Hernia repair is one of several operations and consultant clinics now carried out at Queensway. As a fundholding practice - one that is responsible for managing its own budget of pounds 3m a year - it can hire 22 consultants to come into the surgery to provide regular clinics in anything from gynaecology to ear, nose and throat. Although reluctant to discuss the costs of doing so - they even fly in one consultant from Edinburgh - the partners have cut nearly pounds 100,000 from their annual outpatient bill as a result.

"What we wanted is something a lot easier for the patients," says Dr David Pelta, one of the partners. "When you get to know the doctor and the consultant you get a much better rapport. It's much more difficult with hospital consultants. The GP loses control of what is happening. Here you are getting someone who specialises in a procedure, which means they are extremely good at it. Often in hospital it may be a junior doctor who does it."

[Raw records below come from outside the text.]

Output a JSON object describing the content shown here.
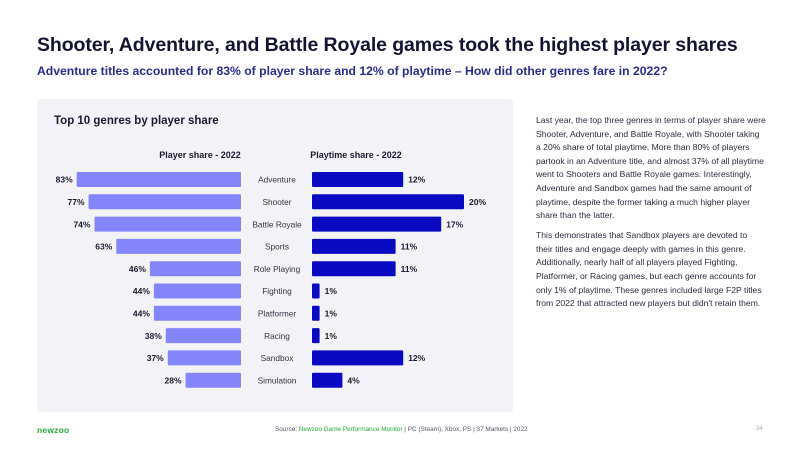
{
  "title": "Shooter, Adventure, and Battle Royale games took the highest player shares",
  "subtitle": "Adventure titles accounted for 83% of player share and 12% of playtime – How did other genres fare in 2022?",
  "panel": {
    "title": "Top 10 genres by player share"
  },
  "colors": {
    "player": "#8585fb",
    "playtime": "#0a0ac2"
  },
  "chart_data": {
    "type": "bar",
    "title": "Top 10 genres by player share",
    "categories": [
      "Adventure",
      "Shooter",
      "Battle Royale",
      "Sports",
      "Role Playing",
      "Fighting",
      "Platformer",
      "Racing",
      "Sandbox",
      "Simulation"
    ],
    "series": [
      {
        "name": "Player share - 2022",
        "values": [
          83,
          77,
          74,
          63,
          46,
          44,
          44,
          38,
          37,
          28
        ],
        "unit": "%"
      },
      {
        "name": "Playtime share - 2022",
        "values": [
          12,
          20,
          17,
          11,
          11,
          1,
          1,
          1,
          12,
          4
        ],
        "unit": "%"
      }
    ]
  },
  "body": {
    "p1": "Last year, the top three genres in terms of player share were Shooter, Adventure, and Battle Royale, with Shooter taking a 20% share of total playtime. More than 80% of players partook in an Adventure title, and almost 37% of all playtime went to Shooters and Battle Royale games. Interestingly, Adventure and Sandbox games had the same amount of playtime, despite the former taking a much higher player share than the latter.",
    "p2": "This demonstrates that Sandbox players are devoted to their titles and engage deeply with games in this genre. Additionally, nearly half of all players played Fighting, Platformer, or Racing games, but each genre accounts for only 1% of playtime. These genres included large F2P titles from 2022 that attracted new players but didn't retain them."
  },
  "footer": {
    "logo": "newzoo",
    "source_label": "Source:",
    "source_brand": "Newzoo Game Performance Monitor",
    "source_rest": " | PC (Steam), Xbox, PS | 37 Markets | 2022",
    "page": "34"
  }
}
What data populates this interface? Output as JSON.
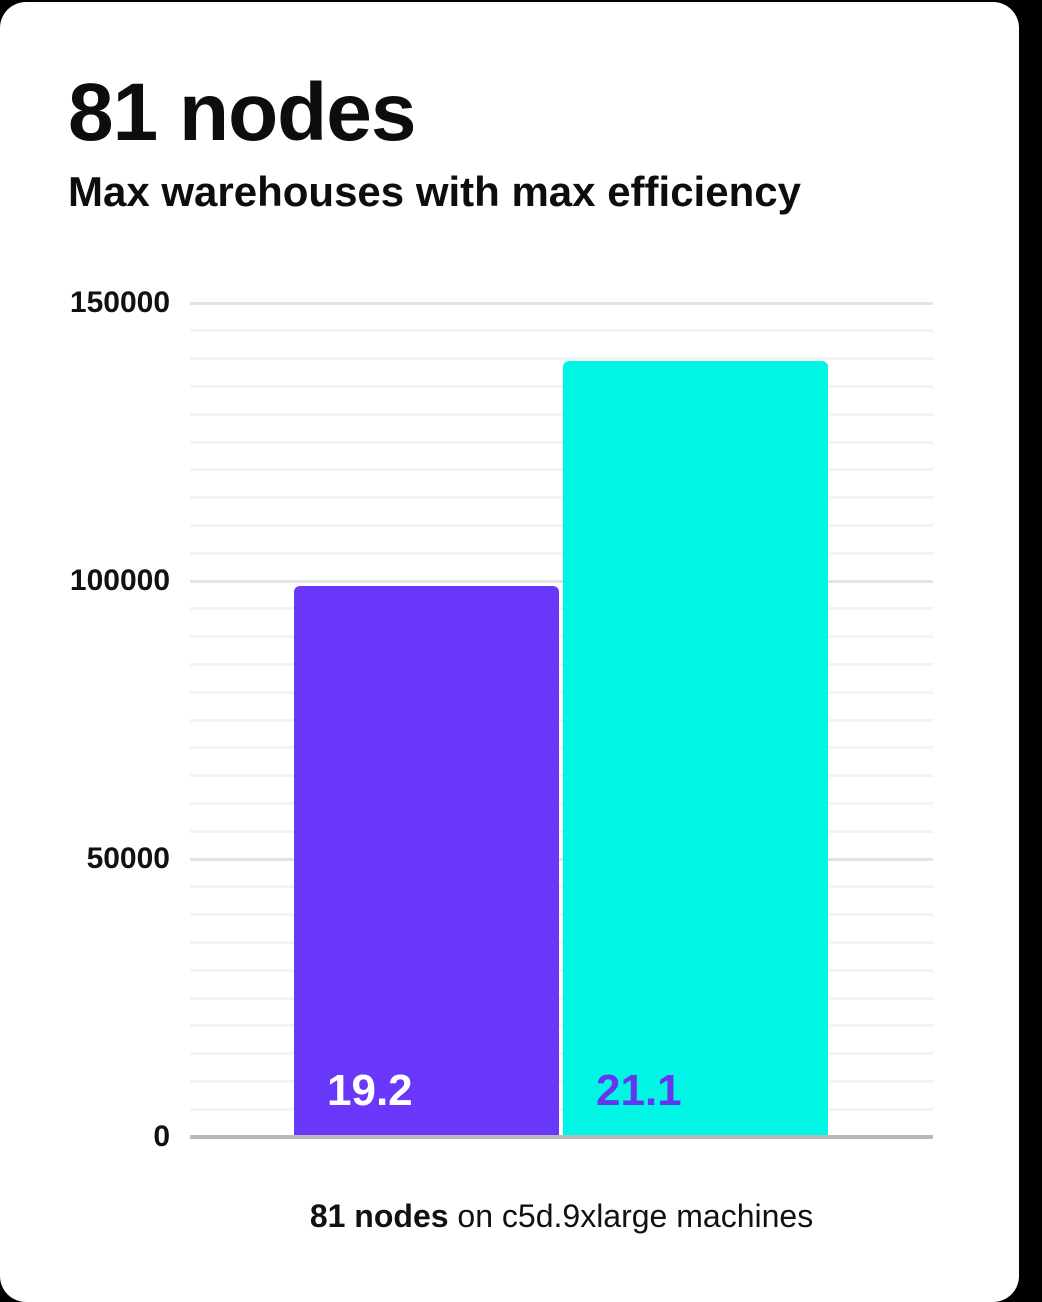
{
  "header": {
    "title": "81 nodes",
    "subtitle": "Max warehouses with max efficiency"
  },
  "caption": {
    "bold": "81 nodes",
    "rest": " on c5d.9xlarge machines"
  },
  "colors": {
    "page_bg": "#000000",
    "card_bg": "#ffffff",
    "text": "#0d0d0d",
    "bar_purple": "#6A38FB",
    "bar_cyan": "#00F6E4",
    "bar_label_on_purple": "#FFFFFF",
    "bar_label_on_cyan": "#6535F0",
    "grid_minor": "#f3f3f3",
    "grid_major": "#e3e3e3",
    "axis_zero_line": "#b9b9b9"
  },
  "chart_data": {
    "type": "bar",
    "title": "81 nodes",
    "subtitle": "Max warehouses with max efficiency",
    "xlabel": "81 nodes on c5d.9xlarge machines",
    "ylabel": "",
    "categories": [
      "19.2",
      "21.1"
    ],
    "values": [
      99500,
      140000
    ],
    "bar_value_labels": [
      "19.2",
      "21.1"
    ],
    "bar_colors": [
      "#6A38FB",
      "#00F6E4"
    ],
    "bar_label_colors": [
      "#FFFFFF",
      "#6535F0"
    ],
    "ylim": [
      0,
      150000
    ],
    "yticks": [
      0,
      50000,
      100000,
      150000
    ],
    "ytick_labels": [
      "0",
      "50000",
      "100000",
      "150000"
    ],
    "minor_grid_step": 5000,
    "grid": true,
    "legend": false
  }
}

Philip Lafferty, who performs the hernia operations and many of the other minor surgeries, is scathing of the attitude of many consultants towards operations at GP surgeries. "It's an intransigence because of history and because of unwillingness to change the established way of doing things. It's difficult to change anything in medicine."

From the hospital viewpoint, Andrew Pike, director of operations with Southend Health Care NHS Trust, is a little wary. "There is a tension for the hospital in terms of diseconomy of scale," he argues. "When you've got a big practice outreach clinics can be successful. For a population as dense as Southend I can see it happening. But hospitals don't want to be left without any work to do. Some consultants are concerned that perhaps the balance has swung too far."

The move is controversial, Dr Pelta admits: "Not all consultants can cope with coming out. They are not protected by the white coat. Some people think we should not tread on their territory. But what we are doing is moving secondary to primary care. Hospitals should be dealing with more specialised, complex cases.

"We are not saying we are Harrods, but we hope we can offer something like Marks and Spencer."